Microsoft Announces 'Windows 10 China Government Edition', Lets Country Use Its Own Encryption

At an event in China on Tuesday, Microsoft announced yet another new version of Windows 10. Called Windows 10 China Government Edition, the new edition is meant to be used by the Chinese government and state-owned enterprises, ending a standoff over the operating system by meeting the government's requests for increased security and data control. In a blog post, Windows chief Terry Myerson writes: The Windows 10 China Government Edition is based on Windows 10 Enterprise Edition, which already includes many of the security, identity, deployment, and manageability features governments and enterprises need. The China Government Edition will use these manageability features to remove features that are not needed by Chinese government employees like OneDrive, to manage all telemetry and updates, and to enable the government to use its own encryption algorithms within its computer systems.

Re:Business as usual

The backdoor in AES is the selection of strong keys.... Do not forget this.

It was designed weak with a large keyspace that intentionally produces weak keys if selected at random. Only a small subset of the keyspace has strong security.

Why would they make it broken if they use it you ask? Well they strategically require all keys are created by the NSA and they simply make sure to only hand out strong keys. If you use it yourself you have to be "lucky" to have used a strong key since most of the pool is weak.

It is not a backdoor in "theory" but it's definitely a backdoor in "practice". When an algorithm can be "accidentally stronger in some cases" that my friend is how governments today hide backdoors.

Also read about the first 6 rounds of AES which were "solved" by someone. If the first 6 rounds have been broken, the rest isn't far off.

Re:Business as usual

[cryptizard]

I agree that there is nothing wrong with AES, but there is also nothing wrong with wanting to use your own encryption if you are the Chinese government. They have their own extremely qualified cryptographers, we are not talking about some guy in his basement coming up with his own block cipher. If the situations were reversed and the Chinese government had invented and standardized AES, there is no way the US government would use it even if every academic in the world said it was secure.

The Chinese block cipher is called SM4 and its algorithm is publicly available. It is a pretty standard Feistel construction, if it is truly vulnerable then people will discover that and then everyone will know. That is how science works.

Re:Business as usual

[TechyImmigrant]

What makes you think this is about AES and what makes you think the algorithms that China wants to use are not superior to the NIST options?

In the case of hashes, the Chinese options are simply better both in terms of resistance to known attacks and implementability and come courtesy of the professor who broke SHA-1, who is Chinese.

NIST fucked up royally with SHA3, putting it up to a popularity vote. The Europeans turned up at the meeting in strength and voted for the home team. It had nothing to do with the algorithm. Hence the adoption of SHA3 in hardware is going nowhere. We wanted a new hash, not a license to waste gates and power.

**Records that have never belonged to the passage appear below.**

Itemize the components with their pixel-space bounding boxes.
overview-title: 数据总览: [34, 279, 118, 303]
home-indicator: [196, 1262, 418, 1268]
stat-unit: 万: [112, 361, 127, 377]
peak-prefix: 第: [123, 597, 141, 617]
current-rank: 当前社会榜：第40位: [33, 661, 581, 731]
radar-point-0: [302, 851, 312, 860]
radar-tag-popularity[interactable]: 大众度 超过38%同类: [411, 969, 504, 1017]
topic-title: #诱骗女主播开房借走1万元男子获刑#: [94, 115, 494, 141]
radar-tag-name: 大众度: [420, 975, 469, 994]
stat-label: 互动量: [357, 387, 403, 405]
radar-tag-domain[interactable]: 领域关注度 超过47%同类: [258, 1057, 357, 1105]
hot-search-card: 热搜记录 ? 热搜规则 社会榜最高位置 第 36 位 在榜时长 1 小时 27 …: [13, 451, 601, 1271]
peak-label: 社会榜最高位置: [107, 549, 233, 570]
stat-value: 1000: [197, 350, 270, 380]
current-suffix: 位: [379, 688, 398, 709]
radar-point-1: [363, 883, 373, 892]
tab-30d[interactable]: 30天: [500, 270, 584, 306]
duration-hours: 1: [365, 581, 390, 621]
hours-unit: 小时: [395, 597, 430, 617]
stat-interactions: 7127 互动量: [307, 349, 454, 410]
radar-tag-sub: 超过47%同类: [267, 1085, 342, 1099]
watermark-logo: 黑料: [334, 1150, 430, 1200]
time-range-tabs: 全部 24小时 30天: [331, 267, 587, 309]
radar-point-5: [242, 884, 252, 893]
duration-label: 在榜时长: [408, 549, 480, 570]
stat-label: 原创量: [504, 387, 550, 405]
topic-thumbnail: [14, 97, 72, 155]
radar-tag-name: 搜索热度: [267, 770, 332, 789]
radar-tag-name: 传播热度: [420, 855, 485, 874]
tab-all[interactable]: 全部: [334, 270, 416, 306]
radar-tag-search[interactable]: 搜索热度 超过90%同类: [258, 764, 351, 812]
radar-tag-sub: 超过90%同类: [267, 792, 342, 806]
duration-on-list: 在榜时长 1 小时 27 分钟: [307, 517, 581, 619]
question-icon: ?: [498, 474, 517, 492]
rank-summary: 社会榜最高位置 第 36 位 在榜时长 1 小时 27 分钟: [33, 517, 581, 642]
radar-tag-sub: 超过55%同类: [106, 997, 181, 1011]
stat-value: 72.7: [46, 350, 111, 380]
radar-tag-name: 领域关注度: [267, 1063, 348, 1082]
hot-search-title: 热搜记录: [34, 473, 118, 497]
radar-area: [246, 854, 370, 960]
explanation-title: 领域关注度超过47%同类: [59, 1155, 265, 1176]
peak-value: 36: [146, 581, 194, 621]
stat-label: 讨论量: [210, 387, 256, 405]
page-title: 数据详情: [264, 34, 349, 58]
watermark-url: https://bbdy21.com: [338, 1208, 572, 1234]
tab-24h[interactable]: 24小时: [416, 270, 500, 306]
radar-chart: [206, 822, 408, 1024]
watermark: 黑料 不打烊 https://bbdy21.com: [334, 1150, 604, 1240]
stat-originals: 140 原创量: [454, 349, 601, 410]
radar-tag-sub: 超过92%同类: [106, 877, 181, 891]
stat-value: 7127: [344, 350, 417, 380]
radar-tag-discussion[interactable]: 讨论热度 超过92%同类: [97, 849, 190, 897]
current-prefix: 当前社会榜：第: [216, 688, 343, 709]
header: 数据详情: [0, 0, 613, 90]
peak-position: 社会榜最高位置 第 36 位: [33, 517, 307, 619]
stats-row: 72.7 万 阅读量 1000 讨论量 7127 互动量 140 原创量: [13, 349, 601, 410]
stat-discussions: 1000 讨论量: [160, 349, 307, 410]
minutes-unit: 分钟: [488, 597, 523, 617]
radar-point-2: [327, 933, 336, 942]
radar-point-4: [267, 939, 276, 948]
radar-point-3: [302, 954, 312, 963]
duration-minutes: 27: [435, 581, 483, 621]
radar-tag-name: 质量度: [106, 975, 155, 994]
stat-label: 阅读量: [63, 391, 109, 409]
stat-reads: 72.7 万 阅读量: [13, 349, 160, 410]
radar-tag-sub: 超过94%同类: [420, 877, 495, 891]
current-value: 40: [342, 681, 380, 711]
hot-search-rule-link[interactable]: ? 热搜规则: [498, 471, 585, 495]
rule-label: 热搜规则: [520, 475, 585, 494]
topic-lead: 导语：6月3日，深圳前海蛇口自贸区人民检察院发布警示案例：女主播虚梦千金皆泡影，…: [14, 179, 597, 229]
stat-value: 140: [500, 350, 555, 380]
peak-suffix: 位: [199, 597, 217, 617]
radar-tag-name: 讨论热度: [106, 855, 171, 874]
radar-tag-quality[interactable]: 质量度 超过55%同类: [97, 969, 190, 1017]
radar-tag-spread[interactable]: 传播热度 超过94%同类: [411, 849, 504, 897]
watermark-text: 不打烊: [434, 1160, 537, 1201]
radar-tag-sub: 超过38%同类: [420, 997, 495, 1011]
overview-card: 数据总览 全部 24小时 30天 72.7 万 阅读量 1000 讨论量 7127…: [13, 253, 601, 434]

There was an interesting dynamic at ISO SC27 WG2 a couple of years ago, where the Chinese (literally, the proposals come from nation state delegates) hash proposal was presented, along with a proof of why all the SHA were fucked and why the new structure dealt with it. At the same meeting, the NSA were there presenting Simon and Speck block ciphers for adoption by ISO (which are superb ciphers from any way you look at it, far superior to AES or SMS4 in implementability and at least as secure in security). The crows were having none of it. All comments were of the form "You're the NSA and we don't trust you". Keep in mind the comments are coming from representatives of governments. not individuals. I am not a US citizen, but I was a US delegate.

China has a legitimate reason to dislike some of the NIST crypto options and legitimate reasons to prefer their own.

If this was open source people would be happy that you could use your own choice of crypto algorithms. Microsoft would be better off making the crypto plugable in windows for the rest of us, not just the Chinese government.